Clicking on cluster 18 (the end of the red color grouping) shows that a good match is available to cluster 64 at the j position (score -99, RAV all green) which is a glycine residue. Confirming this match extends the grouping that starts with cluster 10 and ends with cluster 24. Clicking on cluster 24 shows that a good match can be made to cluster 35, another of the unmatched cluster (score -113, RAV all green). Confirming this match extends the group by another residue. Applying the "Freeze" operation to clusters 10, 45 and 44 gives the following assignments.

The amino acid sequence has complete assignments with 2 clusters remaining. To check the accuracy of the assignments a reference chemical shift set of the known assignments for ubiquitin can be downloaded and put into one of the reference files for the atom table. This will allow a direct comparison between the assignments made via RunAbout and the established chemical shift assignments for ubiquitin. To do this navigate to the top level "Projects" menu and choose "STAR/NEF/BMRB" -> "Fetch STAR3..." which will place the BMRB ubiquitin assignments into whichever reference set (0 to 4) number you would like.

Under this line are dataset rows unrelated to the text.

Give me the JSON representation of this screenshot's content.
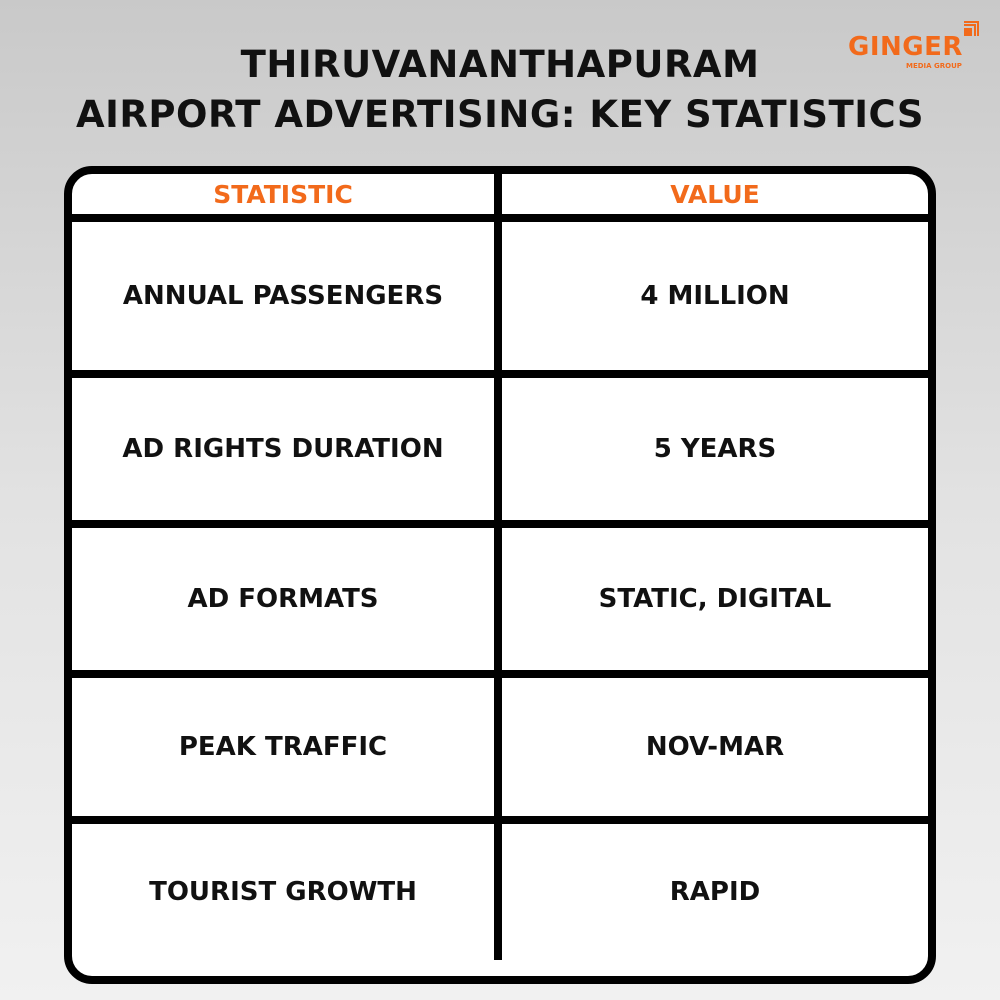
{
  "title": {
    "line1": "THIRUVANANTHAPURAM",
    "line2": "AIRPORT ADVERTISING: KEY STATISTICS"
  },
  "logo": {
    "name": "GINGER",
    "tagline": "MEDIA GROUP",
    "color": "#f26a1b"
  },
  "table": {
    "headers": [
      "STATISTIC",
      "VALUE"
    ],
    "rows": [
      {
        "statistic": "ANNUAL PASSENGERS",
        "value": "4 MILLION"
      },
      {
        "statistic": "AD RIGHTS DURATION",
        "value": "5 YEARS"
      },
      {
        "statistic": "AD FORMATS",
        "value": "STATIC, DIGITAL"
      },
      {
        "statistic": "PEAK TRAFFIC",
        "value": "NOV-MAR"
      },
      {
        "statistic": "TOURIST GROWTH",
        "value": "RAPID"
      }
    ],
    "header_color": "#f26a1b"
  }
}
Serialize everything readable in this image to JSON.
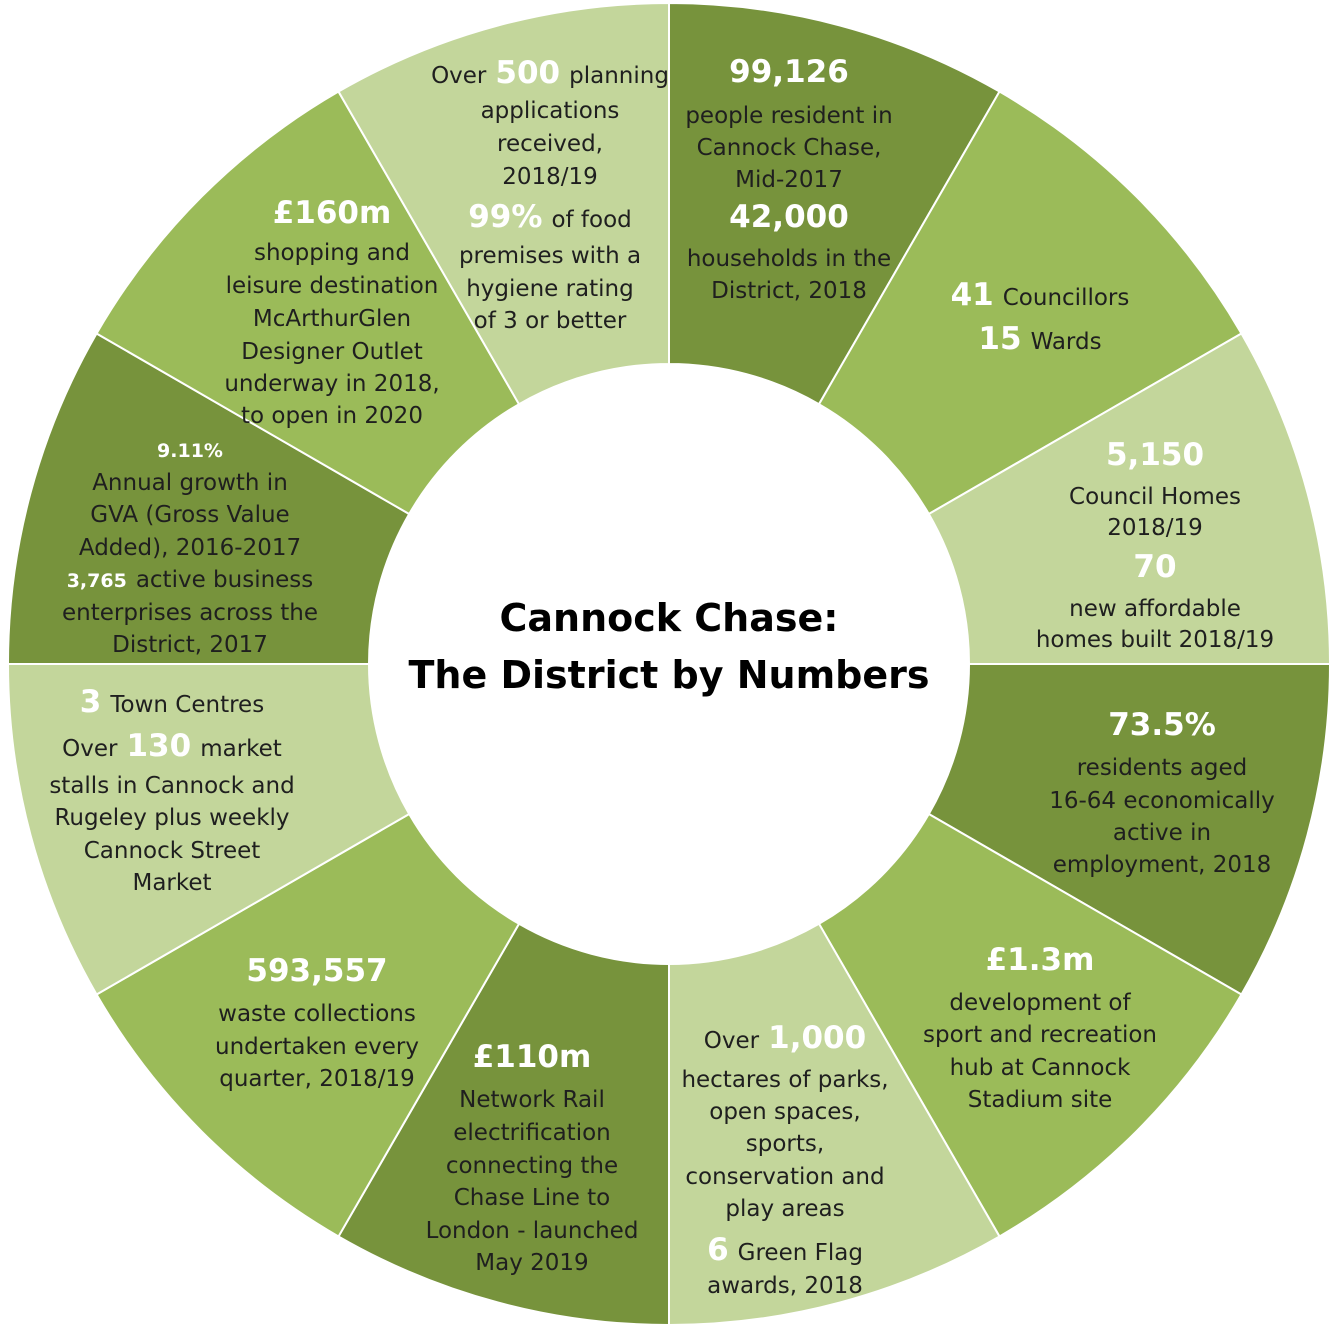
{
  "title_lines": [
    "Cannock Chase:",
    "The District by Numbers"
  ],
  "segments": [
    {
      "color": "#77933c",
      "lines": [
        [
          {
            "text": "99,126",
            "style": "big"
          }
        ],
        [
          {
            "text": "people resident in",
            "style": "normal"
          }
        ],
        [
          {
            "text": "Cannock Chase,",
            "style": "normal"
          }
        ],
        [
          {
            "text": "Mid-2017",
            "style": "normal"
          }
        ],
        [
          {
            "text": "42,000",
            "style": "big"
          }
        ],
        [
          {
            "text": "households in the",
            "style": "normal"
          }
        ],
        [
          {
            "text": "District, 2018",
            "style": "normal"
          }
        ]
      ]
    },
    {
      "color": "#9bbb59",
      "lines": [
        [
          {
            "text": "41",
            "style": "big"
          },
          {
            "text": "Councillors",
            "style": "normal"
          }
        ],
        [
          {
            "text": "15",
            "style": "big"
          },
          {
            "text": "Wards",
            "style": "normal"
          }
        ]
      ]
    },
    {
      "color": "#c3d69b",
      "lines": [
        [
          {
            "text": "5,150",
            "style": "big"
          }
        ],
        [
          {
            "text": "Council Homes",
            "style": "normal"
          }
        ],
        [
          {
            "text": "2018/19",
            "style": "normal"
          }
        ],
        [
          {
            "text": "70",
            "style": "big"
          }
        ],
        [
          {
            "text": "new affordable",
            "style": "normal"
          }
        ],
        [
          {
            "text": "homes built 2018/19",
            "style": "normal"
          }
        ]
      ]
    },
    {
      "color": "#77933c",
      "lines": [
        [
          {
            "text": "73.5%",
            "style": "big"
          }
        ],
        [
          {
            "text": "residents aged",
            "style": "normal"
          }
        ],
        [
          {
            "text": "16-64 economically",
            "style": "normal"
          }
        ],
        [
          {
            "text": "active in",
            "style": "normal"
          }
        ],
        [
          {
            "text": "employment, 2018",
            "style": "normal"
          }
        ]
      ]
    },
    {
      "color": "#9bbb59",
      "lines": [
        [
          {
            "text": "£1.3m",
            "style": "big"
          }
        ],
        [
          {
            "text": "development of",
            "style": "normal"
          }
        ],
        [
          {
            "text": "sport and recreation",
            "style": "normal"
          }
        ],
        [
          {
            "text": "hub at Cannock",
            "style": "normal"
          }
        ],
        [
          {
            "text": "Stadium site",
            "style": "normal"
          }
        ]
      ]
    },
    {
      "color": "#c3d69b",
      "lines": [
        [
          {
            "text": "Over",
            "style": "normal"
          },
          {
            "text": "1,000",
            "style": "big"
          }
        ],
        [
          {
            "text": "hectares of parks,",
            "style": "normal"
          }
        ],
        [
          {
            "text": "open spaces,",
            "style": "normal"
          }
        ],
        [
          {
            "text": "sports,",
            "style": "normal"
          }
        ],
        [
          {
            "text": "conservation and",
            "style": "normal"
          }
        ],
        [
          {
            "text": "play areas",
            "style": "normal"
          }
        ],
        [
          {
            "text": "6",
            "style": "big"
          },
          {
            "text": "Green Flag",
            "style": "normal"
          }
        ],
        [
          {
            "text": "awards, 2018",
            "style": "normal"
          }
        ]
      ]
    },
    {
      "color": "#77933c",
      "lines": [
        [
          {
            "text": "£110m",
            "style": "big"
          }
        ],
        [
          {
            "text": "Network Rail",
            "style": "normal"
          }
        ],
        [
          {
            "text": "electrification",
            "style": "normal"
          }
        ],
        [
          {
            "text": "connecting the",
            "style": "normal"
          }
        ],
        [
          {
            "text": "Chase Line to",
            "style": "normal"
          }
        ],
        [
          {
            "text": "London - launched",
            "style": "normal"
          }
        ],
        [
          {
            "text": "May 2019",
            "style": "normal"
          }
        ]
      ]
    },
    {
      "color": "#9bbb59",
      "lines": [
        [
          {
            "text": "593,557",
            "style": "big"
          }
        ],
        [
          {
            "text": "waste collections",
            "style": "normal"
          }
        ],
        [
          {
            "text": "undertaken every",
            "style": "normal"
          }
        ],
        [
          {
            "text": "quarter, 2018/19",
            "style": "normal"
          }
        ]
      ]
    },
    {
      "color": "#c3d69b",
      "lines": [
        [
          {
            "text": "3",
            "style": "big"
          },
          {
            "text": "Town Centres",
            "style": "normal"
          }
        ],
        [
          {
            "text": "Over",
            "style": "normal"
          },
          {
            "text": "130",
            "style": "big"
          },
          {
            "text": "market",
            "style": "normal"
          }
        ],
        [
          {
            "text": "stalls in Cannock and",
            "style": "normal"
          }
        ],
        [
          {
            "text": "Rugeley plus weekly",
            "style": "normal"
          }
        ],
        [
          {
            "text": "Cannock Street",
            "style": "normal"
          }
        ],
        [
          {
            "text": "Market",
            "style": "normal"
          }
        ]
      ]
    },
    {
      "color": "#77933c",
      "lines": [
        [
          {
            "text": "9.11%",
            "style": "small"
          }
        ],
        [
          {
            "text": "Annual growth in",
            "style": "normal"
          }
        ],
        [
          {
            "text": "GVA (Gross Value",
            "style": "normal"
          }
        ],
        [
          {
            "text": "Added), 2016-2017",
            "style": "normal"
          }
        ],
        [
          {
            "text": "3,765",
            "style": "small"
          },
          {
            "text": "active business",
            "style": "normal"
          }
        ],
        [
          {
            "text": "enterprises across the",
            "style": "normal"
          }
        ],
        [
          {
            "text": "District, 2017",
            "style": "normal"
          }
        ]
      ]
    },
    {
      "color": "#9bbb59",
      "lines": [
        [
          {
            "text": "£160m",
            "style": "big"
          }
        ],
        [
          {
            "text": "shopping and",
            "style": "normal"
          }
        ],
        [
          {
            "text": "leisure destination",
            "style": "normal"
          }
        ],
        [
          {
            "text": "McArthurGlen",
            "style": "normal"
          }
        ],
        [
          {
            "text": "Designer Outlet",
            "style": "normal"
          }
        ],
        [
          {
            "text": "underway in 2018,",
            "style": "normal"
          }
        ],
        [
          {
            "text": "to open in 2020",
            "style": "normal"
          }
        ]
      ]
    },
    {
      "color": "#c3d69b",
      "lines": [
        [
          {
            "text": "Over",
            "style": "normal"
          },
          {
            "text": "500",
            "style": "big"
          },
          {
            "text": "planning",
            "style": "normal"
          }
        ],
        [
          {
            "text": "applications",
            "style": "normal"
          }
        ],
        [
          {
            "text": "received,",
            "style": "normal"
          }
        ],
        [
          {
            "text": "2018/19",
            "style": "normal"
          }
        ],
        [
          {
            "text": "99%",
            "style": "big"
          },
          {
            "text": "of food",
            "style": "normal"
          }
        ],
        [
          {
            "text": "premises with a",
            "style": "normal"
          }
        ],
        [
          {
            "text": "hygiene rating",
            "style": "normal"
          }
        ],
        [
          {
            "text": "of 3 or better",
            "style": "normal"
          }
        ]
      ]
    }
  ]
}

The BMRB chemical shifts for ubiquitin have now replaced the BMRB mean reference set in the "Atom Table". The atom table can be filtered to show only the backbone atoms and the Delta value can be used to ascertain the accuracy of the assignment process. The Delta value is derived from the assigned chemical shifts (PPM column) - the new reference set (BMRB actual ubiquitin assignments) / SDev. The Delta values range from -0.46 to 3.24 with most values being 0.2 or less which indicate the RunAbout assignments are in excellent agreement with the BMRB assignments for ubiquitin. The only significant outlier is the CB of isoleucine 61 (cluster 56) which has a delta value of 3.24. Inspecting cluster 56 in the HNCACB spectrum it can be seen that the pattern label for the CB crosspeak at 36.7 ppm is given as CAi-1.cb- when it should be CAi.cb- (meaning it belongs to residue i (isoleucine 61). Setting it correctly by choosing CAi.cb- sets the correct chemical shift into the atom table for Ile 61 CB and the atom table Delta value is now 0.0.

CONGRATULATIONS! Ubiquitin has now been assigned.